The symbol $\sim$ does not mean "approximately" in this context (use $\approx$ instead, for "equals approximately"). It means "follows exactly the distribution of a..." or other verbal transcription to that effect.
So if we assume that
$$\frac{(2n-1)s^2}{\sigma^2} =Q \sim \chi^2_{2n-1}$$
we have that the random variable $Q$ follows a chi-square with $2n-1$ degrees of freedom.

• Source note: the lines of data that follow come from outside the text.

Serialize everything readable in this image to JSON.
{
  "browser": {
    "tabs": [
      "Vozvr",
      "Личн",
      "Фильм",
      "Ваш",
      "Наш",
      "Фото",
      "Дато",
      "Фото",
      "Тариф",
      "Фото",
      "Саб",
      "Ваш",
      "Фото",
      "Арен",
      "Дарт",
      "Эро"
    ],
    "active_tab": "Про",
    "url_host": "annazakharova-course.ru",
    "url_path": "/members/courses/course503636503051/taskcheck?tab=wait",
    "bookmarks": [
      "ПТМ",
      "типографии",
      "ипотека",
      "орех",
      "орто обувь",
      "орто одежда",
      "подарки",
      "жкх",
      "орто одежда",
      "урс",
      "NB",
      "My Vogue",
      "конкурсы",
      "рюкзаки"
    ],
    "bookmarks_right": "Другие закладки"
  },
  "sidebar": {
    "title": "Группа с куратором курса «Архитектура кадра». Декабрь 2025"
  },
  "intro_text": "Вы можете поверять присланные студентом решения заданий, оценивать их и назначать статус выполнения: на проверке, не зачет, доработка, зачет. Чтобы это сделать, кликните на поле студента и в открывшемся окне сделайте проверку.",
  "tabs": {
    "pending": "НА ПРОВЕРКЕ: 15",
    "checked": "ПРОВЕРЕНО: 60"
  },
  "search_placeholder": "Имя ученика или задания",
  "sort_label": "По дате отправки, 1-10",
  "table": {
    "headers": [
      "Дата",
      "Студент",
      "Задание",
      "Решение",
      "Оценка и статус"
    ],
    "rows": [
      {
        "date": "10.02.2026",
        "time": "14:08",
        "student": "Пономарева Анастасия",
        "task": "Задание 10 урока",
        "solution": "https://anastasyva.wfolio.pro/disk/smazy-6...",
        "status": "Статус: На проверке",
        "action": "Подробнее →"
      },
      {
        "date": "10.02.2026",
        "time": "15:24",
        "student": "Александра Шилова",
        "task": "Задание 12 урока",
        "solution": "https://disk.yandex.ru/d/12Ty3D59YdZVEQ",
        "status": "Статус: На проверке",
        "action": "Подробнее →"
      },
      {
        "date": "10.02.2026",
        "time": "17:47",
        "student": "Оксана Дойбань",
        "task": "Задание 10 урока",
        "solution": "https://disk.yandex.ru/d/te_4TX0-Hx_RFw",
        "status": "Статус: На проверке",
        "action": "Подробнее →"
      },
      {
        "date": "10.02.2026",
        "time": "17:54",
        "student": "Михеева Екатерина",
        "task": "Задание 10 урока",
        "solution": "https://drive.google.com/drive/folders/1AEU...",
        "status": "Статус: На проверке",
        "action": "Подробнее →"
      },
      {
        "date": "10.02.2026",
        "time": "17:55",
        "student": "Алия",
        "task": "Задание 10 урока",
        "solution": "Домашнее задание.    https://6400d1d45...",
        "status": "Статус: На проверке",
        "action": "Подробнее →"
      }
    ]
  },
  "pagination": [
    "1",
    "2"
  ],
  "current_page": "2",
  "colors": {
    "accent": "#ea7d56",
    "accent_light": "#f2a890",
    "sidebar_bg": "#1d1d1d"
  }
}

It is then perfectly valid to write
$$s^2 =\frac{\sigma^2}{2n-1}Q$$
This makes the random variable $s^2$ to follow a Gamma distribution,
$$s^2 \sim \Gamma_{d}\left(\frac {2n-1}{2},2\frac{\sigma^2}{2n-1}\right)$$
where we have used the "shape-scale" parametrization. Then
$$\text{Var}(s^2) = \frac {2n-1}{2}\left(2\frac{\sigma^2}{2n-1}\right)^2 = \frac {2\sigma^4}{2n-1}$$
which is what you indeed found -but it is advisable to go through the above procedure, specifically, to use the equality symbol together with a variable symbol (like the $Q$ I used), before performing mathematical manipulations.
If on the other hand what we assume is that $\frac{(2n-1)s^2}{\sigma^2}$ follows a chi-square distribution only "approximately",
$$\frac{(2n-1)s^2}{\sigma^2} \approx Q \sim \chi^2_{2n-1}$$
then still, the above calculations are not invalid, but, the accuracy of the obtained expression for the variance of $s^2$ should be under questioning and investigation (since $=$ should be everywhere changed to $\approx$).